# Divisibility song for 3 and 9 in a relationship

### Divisibility tests for 2, 3, 4, 5, 6, 9, 10 (video) | Khan Academy

9 (nine) is the natural number following 8 and preceding Contents. 1 Mathematics In base 10 a positive number is divisible by 9 if and only if its digital root is 9. The sum of the digits of is 3 + 5 + 9 + 6 + 7 + 9 + 3 + 0 = 42, and . the name derives from "a very curious old semi-pagan, semi- Christian" song. Fun way to learn divisibility rules. Discover ideas about Divisibility Rules . " Engage your students in practicing "long" division with this 9 page project. .. Lesson 3 | Funky Fractions For Fifth Grade Improper Fractions, Teaching Fractions, Teaching Math Paper lip to track where they are in the long division process. Results 1 - 20 of This free product introduces divisibility rules (divisibility tests) with Math Division, Long Division, Math School, 3rd Grade Math, Multiplication songs teaching-classroom-ideas If a student struggles this is a good trick. This file contains a poster to display in your classroom, as well as 9 assignment.

Factors Video transcript What we're going to do in this video are some real quick tests to see if these three random numbers are divisible by any of these numbers here.

### Divisibility Rules for 3 and 9

And I'm not going to focus a lot on the why of why they're divisible-- we'll do that in other videos-- but really just to give you a sense of how do you actually test to see if this is divisible by 2 or 5 or 9 or So let's get started. So to test whether any of these are divisible by 2, you really just have to look at the ones place and see if the ones place is divisible by 2.

And right over here, 8 is divisible by 2, so this thing is going to be divisible by 2. Another way to think about it is if you have an even number over here-- and 0 is considered to be an even number-- then you're going to be divisible by 2.

And over here, you do not have a number that is divisible by 2. This is not an even number, this 5, so this is not divisible by 2. So I won't write any 2 there.

So we've gone through the 2s. Now, let's work through the 3s. So to figure out if you're divisible by 3, you really just have to add up all the digits and figure out if the sum is divisible by 3. So let's do that. So if I do 2 plus 7 plus 9 plus 9 plus 5 plus 8 plus 8, what's this going to be equal to? And 48 is divisible by 3. But in case you're not sure-- so this is equal to in case you're not sure whether it's divisible by 3, you can just add these digits up again.

So 4 plus 8 is equal to 12, and 12 clearly is divisible by 3. And if you're not even sure there, you could add those two digits up. This right over here, let's add up the digits.

And we can do this one in our head pretty easily.

## Divisibility tests for 2, 3, 4, 5, 6, 9, 10

And if you want to add the 1 plus 8 on the 18, you get 9. So the digits add up to 9. So these add up to 9. Well, they add to 18, which is clearly divisible by 3 and by 9, and these two things will add to 9. So the important thing to know is when you add up all the digits, the sum is divisible by 3.

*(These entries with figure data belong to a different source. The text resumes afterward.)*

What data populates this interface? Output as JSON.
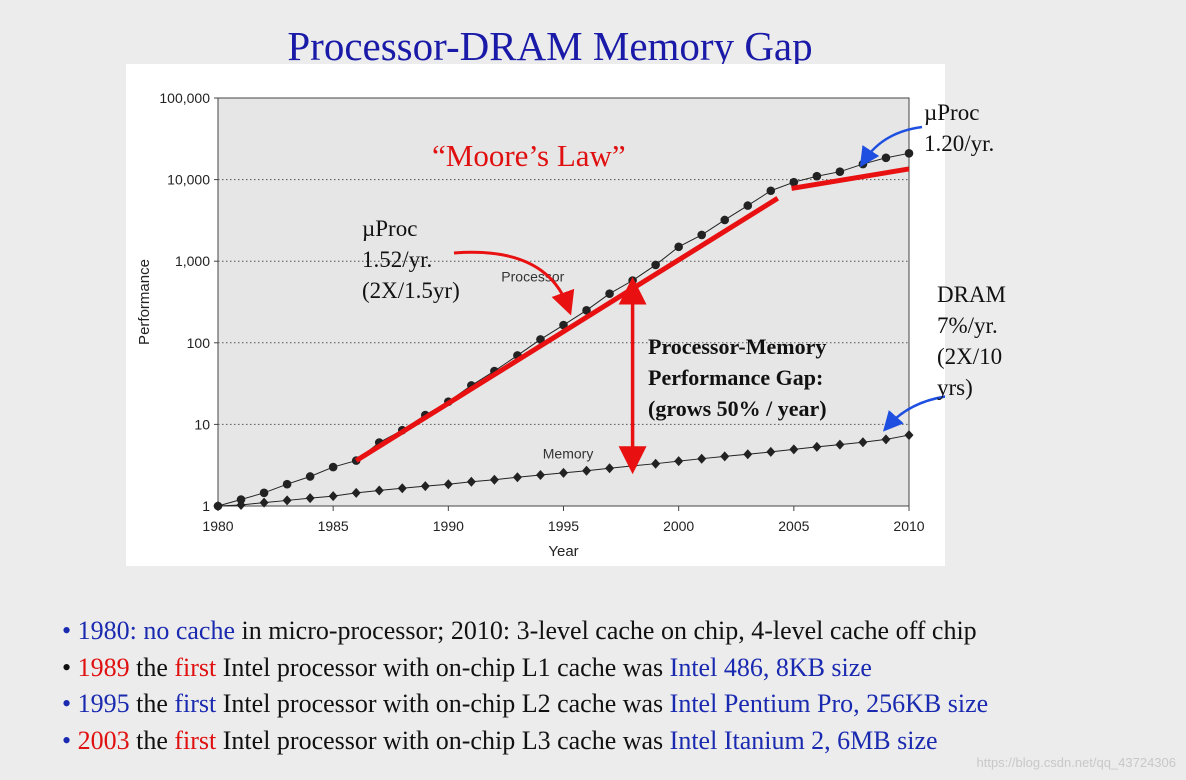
{
  "title": "Processor-DRAM Memory Gap",
  "chart_data": {
    "type": "line",
    "xlabel": "Year",
    "ylabel": "Performance",
    "xlim": [
      1980,
      2010
    ],
    "ylim": [
      1,
      100000
    ],
    "yscale": "log",
    "x_ticks": [
      1980,
      1985,
      1990,
      1995,
      2000,
      2005,
      2010
    ],
    "y_ticks": [
      1,
      10,
      100,
      1000,
      10000,
      100000
    ],
    "y_tick_labels": [
      "1",
      "10",
      "100",
      "1,000",
      "10,000",
      "100,000"
    ],
    "grid": "horizontal dotted",
    "series": [
      {
        "name": "Processor",
        "marker": "circle",
        "x": [
          1980,
          1981,
          1982,
          1983,
          1984,
          1985,
          1986,
          1987,
          1988,
          1989,
          1990,
          1991,
          1992,
          1993,
          1994,
          1995,
          1996,
          1997,
          1998,
          1999,
          2000,
          2001,
          2002,
          2003,
          2004,
          2005,
          2006,
          2007,
          2008,
          2009,
          2010
        ],
        "values": [
          1,
          1.2,
          1.45,
          1.85,
          2.3,
          3,
          3.6,
          6,
          8.5,
          13,
          19,
          30,
          45,
          70,
          110,
          165,
          250,
          400,
          580,
          900,
          1500,
          2100,
          3200,
          4800,
          7300,
          9300,
          11000,
          12500,
          15500,
          18500,
          21000
        ]
      },
      {
        "name": "Memory",
        "marker": "diamond",
        "x": [
          1980,
          1981,
          1982,
          1983,
          1984,
          1985,
          1986,
          1987,
          1988,
          1989,
          1990,
          1991,
          1992,
          1993,
          1994,
          1995,
          1996,
          1997,
          1998,
          1999,
          2000,
          2001,
          2002,
          2003,
          2004,
          2005,
          2006,
          2007,
          2008,
          2009,
          2010
        ],
        "values": [
          1,
          1.03,
          1.1,
          1.17,
          1.25,
          1.32,
          1.45,
          1.55,
          1.65,
          1.75,
          1.85,
          1.98,
          2.1,
          2.25,
          2.4,
          2.55,
          2.7,
          2.9,
          3.1,
          3.3,
          3.55,
          3.8,
          4.05,
          4.3,
          4.6,
          4.95,
          5.3,
          5.65,
          6.05,
          6.55,
          7.4
        ]
      }
    ],
    "annotations": {
      "moores_law": "“Moore’s Law”",
      "proc_early": [
        "µProc",
        "1.52/yr.",
        "(2X/1.5yr)"
      ],
      "proc_late": [
        "µProc",
        "1.20/yr."
      ],
      "dram": [
        "DRAM",
        "7%/yr.",
        "(2X/10",
        "yrs)"
      ],
      "gap": [
        "Processor-Memory",
        "Performance Gap:",
        "(grows 50% / year)"
      ]
    },
    "colors": {
      "trend": "#e81010",
      "arrow": "#1e4fe0",
      "series": "#222222",
      "plot_bg": "#e6e6e6"
    }
  },
  "bullets": [
    [
      {
        "text": "• 1980: no cache",
        "color": "blue"
      },
      {
        "text": " in micro-processor; 2010: 3-level cache on chip, 4-level cache off chip",
        "color": "black"
      }
    ],
    [
      {
        "text": "• ",
        "color": "black"
      },
      {
        "text": "1989",
        "color": "red"
      },
      {
        "text": " the ",
        "color": "black"
      },
      {
        "text": "first",
        "color": "red"
      },
      {
        "text": " Intel processor with on-chip L1 cache was ",
        "color": "black"
      },
      {
        "text": "Intel 486, 8KB size",
        "color": "blue"
      }
    ],
    [
      {
        "text": "• 1995",
        "color": "blue"
      },
      {
        "text": " the ",
        "color": "black"
      },
      {
        "text": "first",
        "color": "blue"
      },
      {
        "text": " Intel processor with on-chip L2 cache was ",
        "color": "black"
      },
      {
        "text": "Intel Pentium Pro, 256KB size",
        "color": "blue"
      }
    ],
    [
      {
        "text": "• ",
        "color": "blue"
      },
      {
        "text": "2003",
        "color": "red"
      },
      {
        "text": " the ",
        "color": "black"
      },
      {
        "text": "first",
        "color": "red"
      },
      {
        "text": " Intel processor with on-chip L3 cache was ",
        "color": "black"
      },
      {
        "text": "Intel Itanium 2, 6MB size",
        "color": "blue"
      }
    ]
  ],
  "watermark": "https://blog.csdn.net/qq_43724306"
}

So this is divisible by 3 as well, divisible by 3. And then finally, Let's add up these digits. So we summed up the digits. So this one, we're not going to write a 3 right over there. It's not divisible by 3. And to think about 4, you just have to look at the last two digits and to see-- are the last two digits divisible? Are the last two digits divisible by 4? Immediately, you can look at this one right over here, see it's an odd number.

If it's not going to be divisible by 2, it's definitely not going to be divisible by 4. So this one's not divisible by any of the first few numbers right over here.

## Divisibility Rules for 3 and 9

But let's think about one, Is that divisible by 4? And you can do that in your head. That's 4 times So this is divisible by 4. And then to go from 60 to 70, you have to get another 10, which is not divisible by 4.

So that's not divisible by 4. And you can even try to divide it out yourself. So for a number to be divisible by 6, it must also be divisible by 2 and 3. Therefore, we need to check if a number is even and then check if the sum of the digits is divisible by 3. Determine if the number is even. It ends in 8, so this number is even.

Therefore it is divisible by 2.

Add the digits together. So this number is not divisible by 3. Because this number is only divisible by 2, and not by 3, it is NOT divisible by 6.

This number is even and is therefore divisible by 2. Because the number is divisible by 2 and 3, it is also divisible by 6. The Rule for 9: The prime factors of 9 are 3 and 3. So we can use a very similar rule to determine if a number is divisible by 9. Basically, we will see if the sum of the digits is divisible by 9. If it is, then the actual number is also divisible by 9.

This is done the same way we checked the rule for 3. Determine if 9 goes into 42 evenly. So 9 will not go into 42 evenly. Because 9 goes into 27 evenly, it also goes into 92, evenly. Therefore, 92, is divisible by 9. Using the divisibility tests, we can easily determine if a number is divisible by 3, 6 or 9.